As the hormones begin the transformation of the body, mind and emotions, attraction finally kicks in. We become aware of our attractions as having a purpose. Each individual goes through a similar yet unique experience of discovering what those attractions are. It is the beginning of self-realization about sexuality and sexual identity. For some it is confusing, for others it is an ah-ha moment of clarity.
Acceptance of our sexual identity is influence by a number of factors: family influence, religious influence, societal influence(peers, work, school) and cultural influence(national or regional). How these play off of each other will determine how an individual will react to their attractions and even their sexual identities. If they find support in enough influences, people accept their identity and have a healthy attitude about it. If they find opposition, many will fight their attractions or even deny them out right and seek to have a sexual identity that does not match their attractions.
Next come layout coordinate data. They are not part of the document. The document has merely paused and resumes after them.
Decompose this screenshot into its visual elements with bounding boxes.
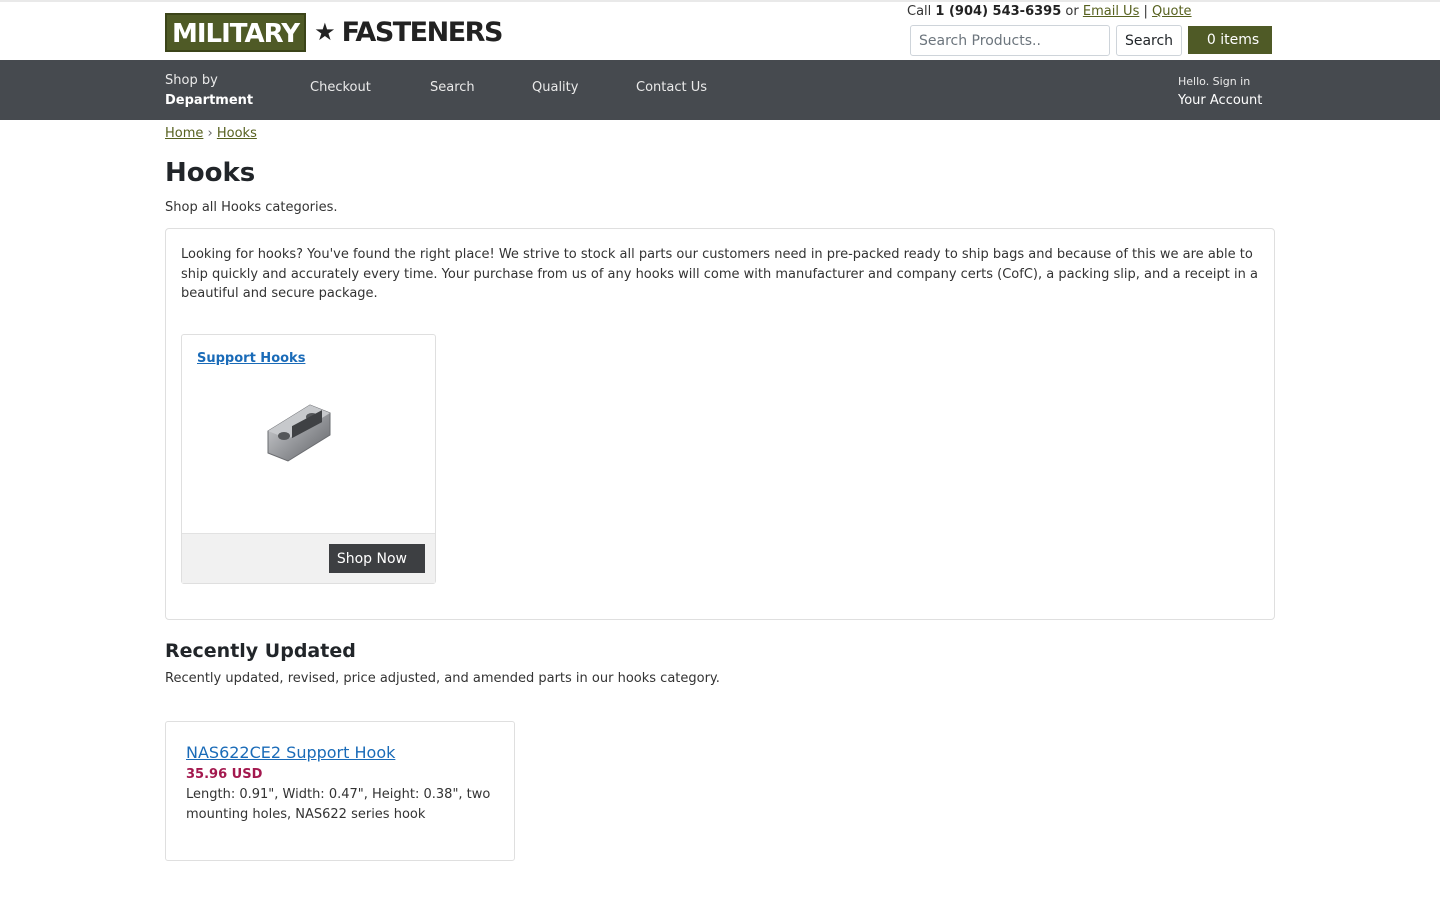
page-title: Hooks xyxy=(165,158,256,188)
account-menu[interactable]: Hello. Sign in Your Account xyxy=(1178,72,1262,110)
dept-label: Department xyxy=(165,93,254,108)
logo-military-text: MILITARY xyxy=(165,12,307,52)
nav-item-quality[interactable]: Quality xyxy=(524,80,578,95)
site-logo[interactable]: MILITARY ★ FASTENERS xyxy=(165,12,504,52)
nav-item-checkout[interactable]: Checkout xyxy=(302,80,371,95)
nav-item-contact-us[interactable]: Contact Us xyxy=(628,80,707,95)
cart-button[interactable]: 0 items xyxy=(1188,26,1272,54)
cart-label: 0 items xyxy=(1206,32,1260,48)
breadcrumb-home[interactable]: Home xyxy=(165,126,203,141)
phone-number: 1 (904) 543-6395 xyxy=(935,4,1062,19)
dept-label-big: Department xyxy=(165,91,259,112)
breadcrumb: Home › Hooks xyxy=(165,126,257,141)
search-button[interactable]: Search xyxy=(1116,25,1182,56)
breadcrumb-separator: › xyxy=(207,126,213,141)
or-text: or xyxy=(1065,4,1079,19)
part-card: NAS622CE2 Support Hook 35.96 USD Length:… xyxy=(165,721,515,861)
logo-fasteners-text: FASTENERS xyxy=(341,16,504,48)
category-card: Support Hooks Shop Now xyxy=(181,334,436,584)
support-hook-image[interactable] xyxy=(264,391,336,467)
nav-item-search[interactable]: Search xyxy=(422,80,475,95)
part-price: 35.96 USD xyxy=(186,767,263,782)
recently-updated-title: Recently Updated xyxy=(165,640,356,662)
quote-link[interactable]: Quote xyxy=(1152,4,1192,19)
email-us-link[interactable]: Email Us xyxy=(1083,4,1140,19)
shop-now-button[interactable]: Shop Now xyxy=(328,544,425,573)
shop-now-label: Shop Now xyxy=(336,550,407,567)
category-card-footer: Shop Now xyxy=(182,533,435,583)
page-subtitle: Shop all Hooks categories. xyxy=(165,200,338,215)
dept-label-small: Shop by xyxy=(165,73,218,88)
shop-by-department-menu[interactable]: Shop by Department xyxy=(165,71,259,112)
category-description: Looking for hooks? You've found the righ… xyxy=(181,247,1258,301)
main-nav: Shop by Department Checkout Search Quali… xyxy=(0,60,1440,120)
call-prefix: Call xyxy=(907,4,932,19)
category-panel: Looking for hooks? You've found the righ… xyxy=(165,228,1275,620)
nav-item-label: Checkout xyxy=(310,80,371,95)
part-description: Length: 0.91", Width: 0.47", Height: 0.3… xyxy=(186,787,491,822)
contact-line: Call 1 (904) 543-6395 or Email Us | Quot… xyxy=(907,4,1192,19)
category-title-link[interactable]: Support Hooks xyxy=(197,351,305,366)
nav-item-label: Quality xyxy=(532,80,579,95)
breadcrumb-current[interactable]: Hooks xyxy=(217,126,257,141)
nav-item-label: Search xyxy=(430,80,475,95)
site-header: MILITARY ★ FASTENERS Call 1 (904) 543-63… xyxy=(0,0,1440,60)
account-label: Your Account xyxy=(1178,93,1263,108)
logo-star-icon: ★ xyxy=(314,18,336,46)
search-input[interactable] xyxy=(910,25,1110,56)
nav-item-label: Contact Us xyxy=(636,80,707,95)
account-greeting: Hello. Sign in xyxy=(1178,75,1251,88)
separator: | xyxy=(1143,4,1148,19)
recently-updated-subtitle: Recently updated, revised, price adjuste… xyxy=(165,671,720,686)
part-name-link[interactable]: NAS622CE2 Support Hook xyxy=(186,743,395,762)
When we fight our attractions, usually it is because of fear of disapproval. Negative emotions often become associated with particular identities leading to shame, guilt, fear, embarrassment, depression and others. Without a support system to help, people can spiral into unhealthy behaviors, choices and even violence. So far, there is no real way to change attractions. We simply don’t know how they are formed or when. Any claim to having changed an attraction has so far been proven false. Too much effort to the attempt can cause severe harm to a person’s psyche and is not approved by mental health professionals.